Stephan-Andreas Casdorff

Da weht einen doch glatt die Geschichte an. Hans Modrow, der fast Vergessene, der fast mit der DDR Versunkene, fordert eine Urabstimmung in der Partei, die dem Sozialismus verhaftet ist. Man stelle sich vor: 99,6 Prozent, mindestens, stimmen für den Koalitionsvertrag mit der SPD in Berlin – ja, das wär’ doch fast … nein, nicht wie früher, sondern das wäre einstimmig! Warum nicht gleich so? Die Linke will doch regieren, und sie soll regieren, wenn es nach der Mehrheit der SPD geht. Nun gibt es, andererseits, noch nicht so viel, über das abzustimmen sich schon lohnte. Insofern ist es doch noch ein Stück des Wegs. Aber gemeinsam werden sie ihn schaffen, hundertprozentig. Wobei es gut wäre, wenn sich jetzt schon alle auf eine Formel einstimmen wollten: Das Sparen nicht erleiden, sondern gestalten.

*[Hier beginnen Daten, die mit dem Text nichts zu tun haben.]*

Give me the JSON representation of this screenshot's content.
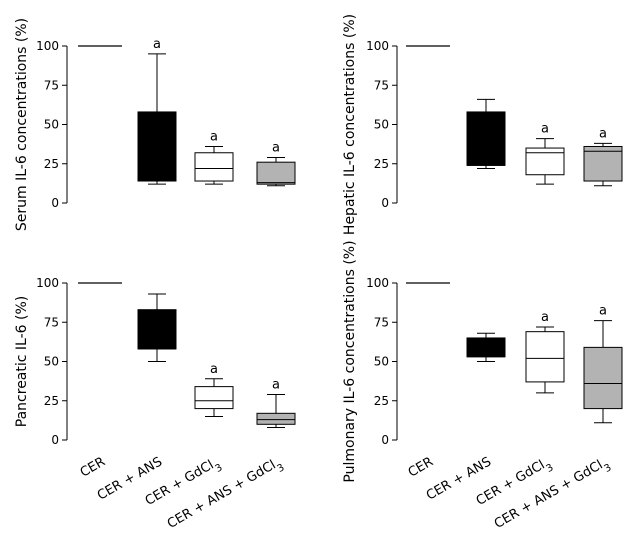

Wer nämlich das Sparen nur erleidet, der hat nachher keinen Spielraum zum Gestalten. Dazu könnte Genosse Modrow auch noch einiges sagen, aus seinen Erfahrungen. Ach ja, Geschichte. Damals, als sie ihn den „Gorbatschow der DDR“ nannten. Heute hat er auch nur eine Stimme.